Esta semana se vivió un intercambio de declaraciones en torno al problema del fentanilo, opioide sintético que causa estragos en Estados Unidos. El martes, el presidente Andrés Manuel López Obrador dio a conocer una carta enviada a su homólogo chino, Xi Jinping, en la cual le solicita que “por razones humanitarias nos ayude a controlar los envíos de fentanilo que puedan remitirse de China a nuestro país”. En la misiva, el mandatario afirma que para controlar el tráfico del estupefaciente sería un apoyo inestimable “contar con información sobre quiénes importan esta sustancia, en qué cantidad, en qué embarcaciones, cuándo sale China a qué puertos mexicanos llega y el tipo específico de sustancia”. Además, comparte la molestia de su gobierno con las presiones e injerencias de actores políticos estadunidenses que buscan réditos electorales culpando a México de la crisis de consumo del opiáceo.
El jueves, Pekín descartó la existencia de tráfico ilegal de fentanilo entre China y México. La vocera de la cancillería asiática, Mao Ning, expresó el firme apoyo de su país al nuestro en la defensa de la autonomía frente a las prácticas hegemónicas de acoso por parte de Washington, y aseveró que “Estados Unidos debe afrontar sus propios problemas y tomar medidas más sustantivas para reforzar la regulación dentro de sus fronteras y reducir la demanda” de fentanilo. Interrogado en conferencia de prensa, el portavoz adjunto del Departamento de Estado, Vedant Patel, dijo ese mismo día que los precursores del fentanilo provienen de China y otras partes del mundo y son parte del desafío al que se enfrentan. La agencia antidrogas estadunidense, DEA, ha mantenido por años la postura de que tanto la sustancia terminada como los precursores químicos empleados para elaborarla son transportados desde China a México, Estados Unidos y Canadá, a menudo por correo internacional.

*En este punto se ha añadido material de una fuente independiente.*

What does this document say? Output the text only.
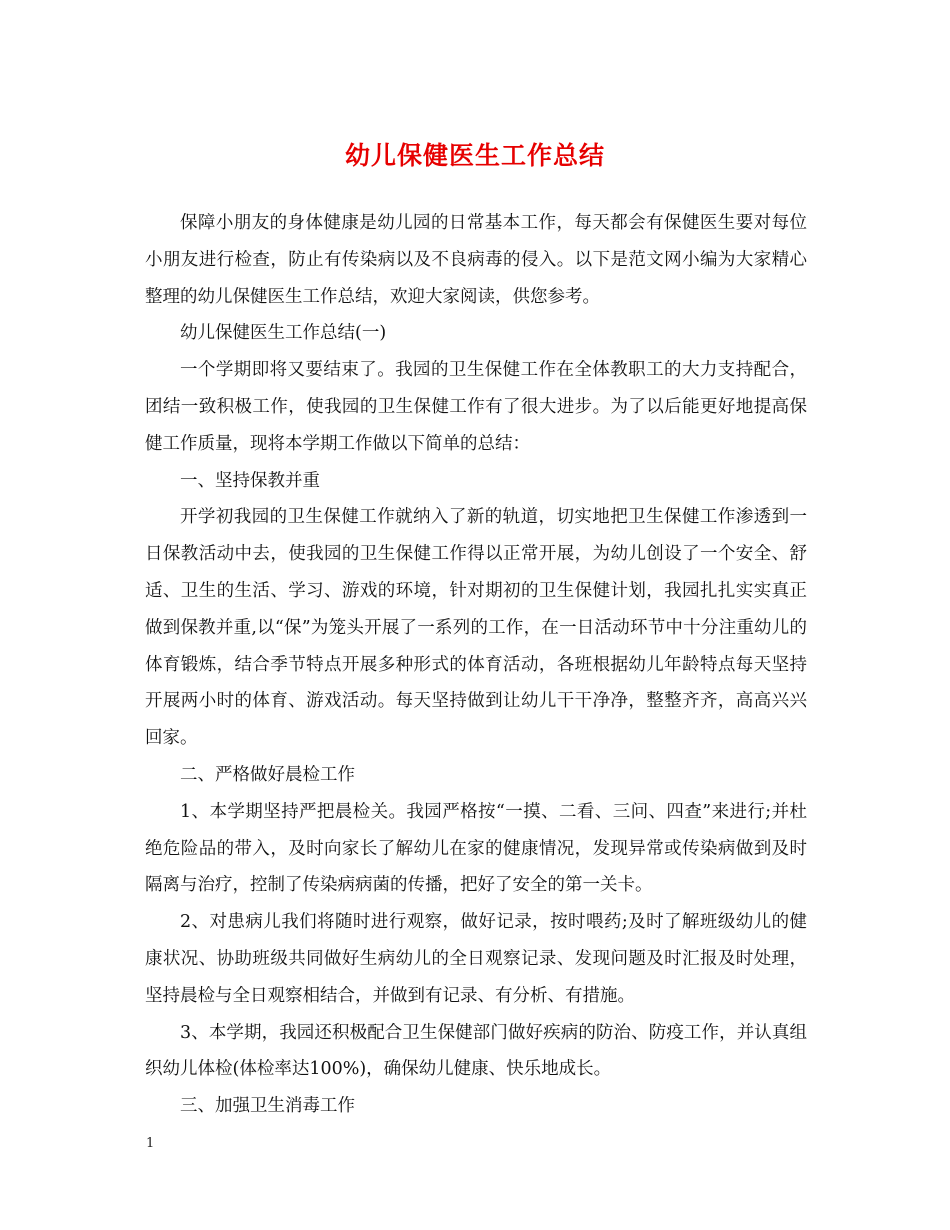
幼儿保健医生工作总结

保障小朋友的身体健康是幼儿园的日常基本工作，每天都会有保健医生要对每位小朋友进行检查，防止有传染病以及不良病毒的侵入。以下是范文网小编为大家精心整理的幼儿保健医生工作总结，欢迎大家阅读，供您参考。

幼儿保健医生工作总结(一)

一个学期即将又要结束了。我园的卫生保健工作在全体教职工的大力支持配合，团结一致积极工作，使我园的卫生保健工作有了很大进步。为了以后能更好地提高保健工作质量，现将本学期工作做以下简单的总结：

一、坚持保教并重

开学初我园的卫生保健工作就纳入了新的轨道，切实地把卫生保健工作渗透到一日保教活动中去，使我园的卫生保健工作得以正常开展，为幼儿创设了一个安全、舒适、卫生的生活、学习、游戏的环境，针对期初的卫生保健计划，我园扎扎实实真正做到保教并重,以“保”为笼头开展了一系列的工作，在一日活动环节中十分注重幼儿的体育锻炼，结合季节特点开展多种形式的体育活动，各班根据幼儿年龄特点每天坚持开展两小时的体育、游戏活动。每天坚持做到让幼儿干干净净，整整齐齐，高高兴兴回家。

二、严格做好晨检工作

1、本学期坚持严把晨检关。我园严格按“一摸、二看、三问、四查”来进行;并杜绝危险品的带入，及时向家长了解幼儿在家的健康情况，发现异常或传染病做到及时隔离与治疗，控制了传染病病菌的传播，把好了安全的第一关卡。

2、对患病儿我们将随时进行观察，做好记录，按时喂药;及时了解班级幼儿的健康状况、协助班级共同做好生病幼儿的全日观察记录、发现问题及时汇报及时处理，坚持晨检与全日观察相结合，并做到有记录、有分析、有措施。

3、本学期，我园还积极配合卫生保健部门做好疾病的防治、防疫工作，并认真组织幼儿体检(体检率达100%)，确保幼儿健康、快乐地成长。

三、加强卫生消毒工作

1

Es imposible determinar hasta qué punto los reclamos estadunidenses se basan en hechos y hasta dónde forman parte de la agenda de golpeteo económico, industrial, diplomático y militar adoptada en su intento de contener el ascenso de China a la primacía global, así como de la campaña contra México avivada por representantes de la ultraderecha. Pero mientras se da este cruce de acusaciones, 12 personas mueren en Estados Unidos cada hora por sobredosis de fentanilo; 107 mil en 2022 y con cifras al alza. Esta alarmante epidemia de abuso de la sustancia se da pese a los esfuerzos sistemáticos para atajar su producción y distribución: del lado mexicano, entre el 27 de enero y el 6 de marzo pasados, 22 laboratorios o cocinas fueron desmantelados, y sólo del 7 al 21 de marzo se incautaron 384 millones de dosis; mientras la DEA reporta el decomiso del equivalente a 400 millones de “dosis letales” de la droga en 2022.
Esta realidad muestra que las autoridades estadunidenses deben dejar de perder el tiempo en la búsqueda de chivos expiatorios y concentrarse en poner a su población a salvo del mortífero narcótico. Como se volvió evidente en medio siglo de fútil guerra contra las drogas, es sencillamente imposible resolver el problema mediante un enfoque persecutorio y punitivo, pues, en tanto persista la demanda, siempre habrá un agente dispuesto a proveer la oferta. En cambio, es necesario virar hacia una perspectiva integral que aborde de manera simultánea las causas del consumo y los incentivos perversos para que los ciudadanos se unan a los grupos criminales, entre los que se encuentran la desigualdad estructural, la glorificación del poder adquisitivo como único criterio de éxito, el desmantelamiento de las políticas de bienestar para favorecer recortes fiscales a los más ricos, la exaltación de la violencia y el cierre de oportunidades para millones de personas. En suma, si desea hallar una salida a esta trágica crisis, Washington debe emprender una profunda revisión de sus políticas y de los presupuestos ideológicos que las animan. En este examen ha de tenerse en cuenta que el auge del fentanilo no se dio por casualidad, sino como desarrollo de la adicción previa a los medicamentos opiáceos que durante décadas han sido recetados de manera legal pero irresponsable por profesionales médicos azuzados por el afán de lucro de las farmacéuticas, contexto que explica la rápida difusión de esta droga en la sociedad estadunidense y por qué su consumo se centra en ese país.